Podcast: Play in new window | Download (Duration: 17:28 — 20.0MB)
Subscribe: Apple Podcasts | RSS | More
Hello, and welcome! You’re listening to Song Stories, Quiet Stories episode 22, Remember 2020? I’m your host, Carolyn Murset. It’s been a while since my last visit here, in April. The new isolated lock down quarantine period here and throughout most of the world had been going on for a little over a month then, and was already feeling old to most of us.
Here in the southwestern part of the United States, excluding the west coast, Covid-19 cases weren’t as high in number as they were on the east coast, and in California.
Nevertheless, most of us chose to follow the safety guidelines. At my last visit here, I made a plea for help with the local homeless teen population. Thank you for your support. My grandson completed his Eagle Scout Project of gathering supplies for hygiene kits for fifty teenage girls and boys, and donated them to Youth Futures. He was even featured on the local TV news station.
Wouldn’t you know it, that after I’d been coordinating a local face mask group of 19 sewers, then sewing 25 sets of pajamas for the homeless shelter, I caught the virus! I had let me guard down once as I volunteered at a venue that wasn’t as safety conscious as they’d claimed and ended up in bed for several weeks. I was wearing a face covering and gloves when I caught it, but the others that I had to come into contact with throughout the night were not. They were either pre symptomatic or asymptomatic.
Oh well, I feel much better now, and am grateful I didn’t need hospitalization. I’m grateful my husband didn’t contract the virus, and I’m grateful for the showing of love from family and friends.
As a good friend of mine and her husband currently have COVID-19, with her being in the ICU at the local hospital, it amazes me that people equate being considerate of others as living in fear. I acknowledge that we are entitled to our own opinion about the matter, but do not believe we are entitled to endanger other people’s lives because we don’t want to be inconvenienced.
It is sad that because of the high case numbers that precautions have to be taken, which often result in isolation, separation, loneliness and not being able to observe the upcoming holiday traditions as we’ve been accustomed to and as we want to.
To me, we can find new ways to celebrate. On social media, I’ve seen many sharing photos of their Christmas decorations already in place. Candy canes appeared on my neighbor’s front lawn last week. 2020 has been an armpit year for me in many ways. It’s been hard on family economics and relationships, and I lost a dear aunt in January. A dear friend’s health took a downward spiral early in the year and our visits were replaced with phone calls. The last time I saw this friend and his wife in person was March 1st. He passed away in August.
I had also begun the year in rehearsal of a local musical with a theatre company I hadn’t yet worked with. Rehearsals came to a screeching halt when the world shut down mid March, which is when I then saw the need to help sew face masks to be sent around the country, because at that point, they weren’t being sold in retail outlets. I credit Nurse Mendy Stucki for enlisting my help. She lives thirty five minutes away and had her husband and sister in law deliver cut out face masks.
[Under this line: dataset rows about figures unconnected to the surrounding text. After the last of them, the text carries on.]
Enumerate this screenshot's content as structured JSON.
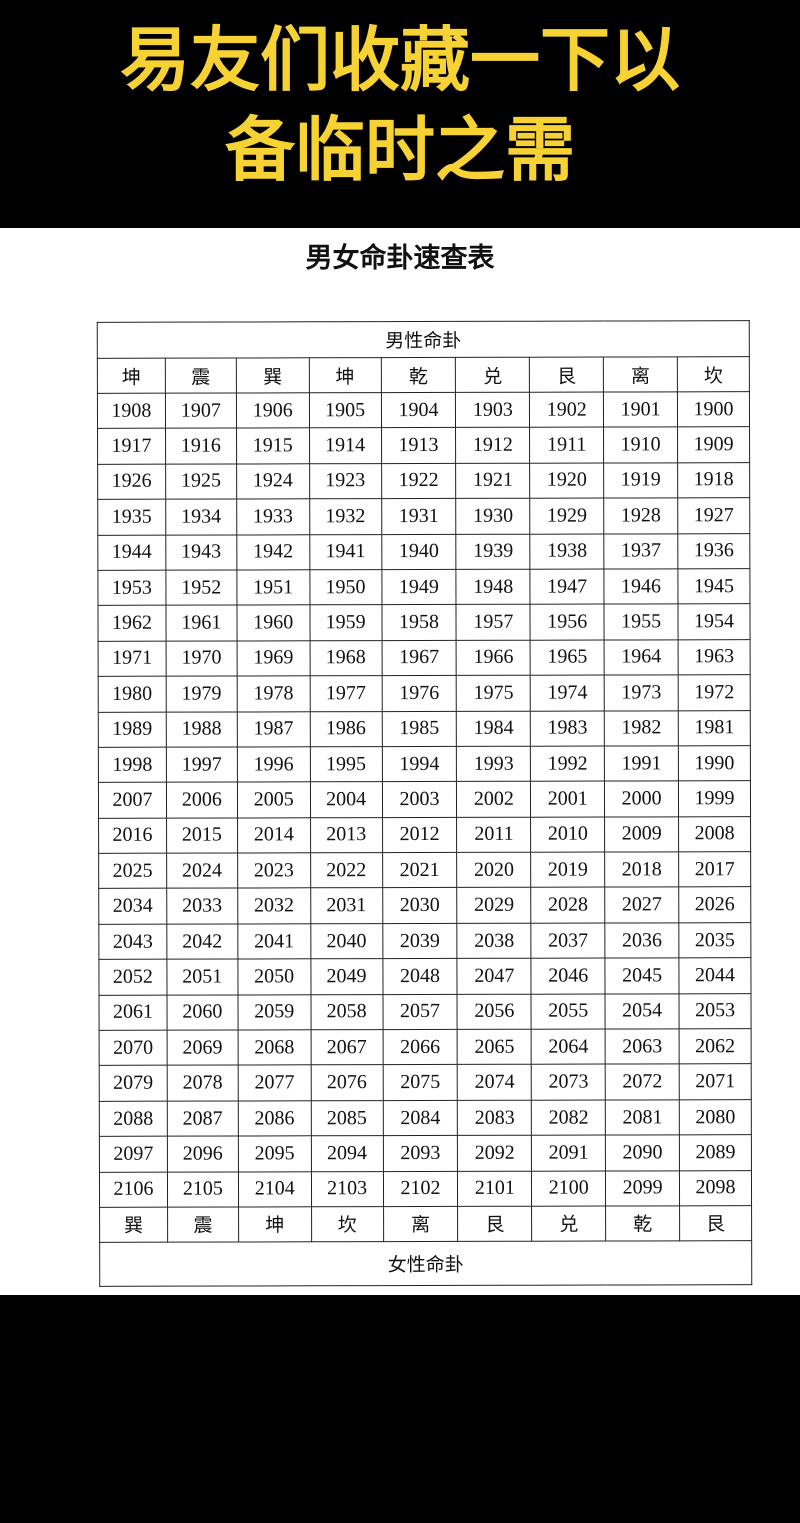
{
  "banner": {
    "line1": "易友们收藏一下以",
    "line2": "备临时之需"
  },
  "title": "男女命卦速查表",
  "table": {
    "male_label": "男性命卦",
    "female_label": "女性命卦",
    "male_gua": [
      "坤",
      "震",
      "巽",
      "坤",
      "乾",
      "兑",
      "艮",
      "离",
      "坎"
    ],
    "female_gua": [
      "巽",
      "震",
      "坤",
      "坎",
      "离",
      "艮",
      "兑",
      "乾",
      "艮"
    ],
    "rows": [
      [
        "1908",
        "1907",
        "1906",
        "1905",
        "1904",
        "1903",
        "1902",
        "1901",
        "1900"
      ],
      [
        "1917",
        "1916",
        "1915",
        "1914",
        "1913",
        "1912",
        "1911",
        "1910",
        "1909"
      ],
      [
        "1926",
        "1925",
        "1924",
        "1923",
        "1922",
        "1921",
        "1920",
        "1919",
        "1918"
      ],
      [
        "1935",
        "1934",
        "1933",
        "1932",
        "1931",
        "1930",
        "1929",
        "1928",
        "1927"
      ],
      [
        "1944",
        "1943",
        "1942",
        "1941",
        "1940",
        "1939",
        "1938",
        "1937",
        "1936"
      ],
      [
        "1953",
        "1952",
        "1951",
        "1950",
        "1949",
        "1948",
        "1947",
        "1946",
        "1945"
      ],
      [
        "1962",
        "1961",
        "1960",
        "1959",
        "1958",
        "1957",
        "1956",
        "1955",
        "1954"
      ],
      [
        "1971",
        "1970",
        "1969",
        "1968",
        "1967",
        "1966",
        "1965",
        "1964",
        "1963"
      ],
      [
        "1980",
        "1979",
        "1978",
        "1977",
        "1976",
        "1975",
        "1974",
        "1973",
        "1972"
      ],
      [
        "1989",
        "1988",
        "1987",
        "1986",
        "1985",
        "1984",
        "1983",
        "1982",
        "1981"
      ],
      [
        "1998",
        "1997",
        "1996",
        "1995",
        "1994",
        "1993",
        "1992",
        "1991",
        "1990"
      ],
      [
        "2007",
        "2006",
        "2005",
        "2004",
        "2003",
        "2002",
        "2001",
        "2000",
        "1999"
      ],
      [
        "2016",
        "2015",
        "2014",
        "2013",
        "2012",
        "2011",
        "2010",
        "2009",
        "2008"
      ],
      [
        "2025",
        "2024",
        "2023",
        "2022",
        "2021",
        "2020",
        "2019",
        "2018",
        "2017"
      ],
      [
        "2034",
        "2033",
        "2032",
        "2031",
        "2030",
        "2029",
        "2028",
        "2027",
        "2026"
      ],
      [
        "2043",
        "2042",
        "2041",
        "2040",
        "2039",
        "2038",
        "2037",
        "2036",
        "2035"
      ],
      [
        "2052",
        "2051",
        "2050",
        "2049",
        "2048",
        "2047",
        "2046",
        "2045",
        "2044"
      ],
      [
        "2061",
        "2060",
        "2059",
        "2058",
        "2057",
        "2056",
        "2055",
        "2054",
        "2053"
      ],
      [
        "2070",
        "2069",
        "2068",
        "2067",
        "2066",
        "2065",
        "2064",
        "2063",
        "2062"
      ],
      [
        "2079",
        "2078",
        "2077",
        "2076",
        "2075",
        "2074",
        "2073",
        "2072",
        "2071"
      ],
      [
        "2088",
        "2087",
        "2086",
        "2085",
        "2084",
        "2083",
        "2082",
        "2081",
        "2080"
      ],
      [
        "2097",
        "2096",
        "2095",
        "2094",
        "2093",
        "2092",
        "2091",
        "2090",
        "2089"
      ],
      [
        "2106",
        "2105",
        "2104",
        "2103",
        "2102",
        "2101",
        "2100",
        "2099",
        "2098"
      ]
    ]
  }
}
After I’d agreed to help her, the first stack of cut out rectangles was over seven inches tall. That is when I knew I couldn’t do it myself, so I pleaded for help on social media, and 19 of my friends got involved. It was exhilarating and exhausting compiling kits and leaving them and then collecting them on the porches of my seamstress friends.
After five weeks of doing this, I chose to help with the homeless teen project. My neighbor who has an online boutique not only donated items for the hygiene kits but also let me buy some of her fabric for the pajamas at a very deep discount. As I’d made most of my clothes as a teen, and most of my five kid’s clothing and pajamas until they told me not to, I wasn’t afraid of taking on that project.
I’m not good at pacing myself. I forget to eat. I don’t know how to sleep. At the time I’d let my guard down volunteering for that other event, I’d made myself susceptible, and my case of COVID-19 lasted longer than most other cases I’ve known of. I’ve become what is now termed, a Long Hauler. Those of you who think this is a made up pandemic, I wish you could read the posts of the two Facebook groups for surviving long haulers. I was the recipient of skeptical and critical and ridiculing remarks while sick in bed for so long, so I chose to join the two support groups to offer validation, love, encouragement and support.
I forced myself out of bed a couple of minutes a day to sew a wall hanging with fabric scraps from the facemasks. I sewed a cloth doll and dressed her in a skirt, a sash and crown (because Corona means Crown in Spanish.) I stuffed her with the scraps that were too small for anything else. I named her, la Caldera and fashioned her salt and pepper hair to spew out of the top of her head, representing a volcanic eruption. I was very angry lying there in bed for weeks, and these creations were my therapy. My daughter and friend sent me Survivor pins that are just the right size for la Caldera.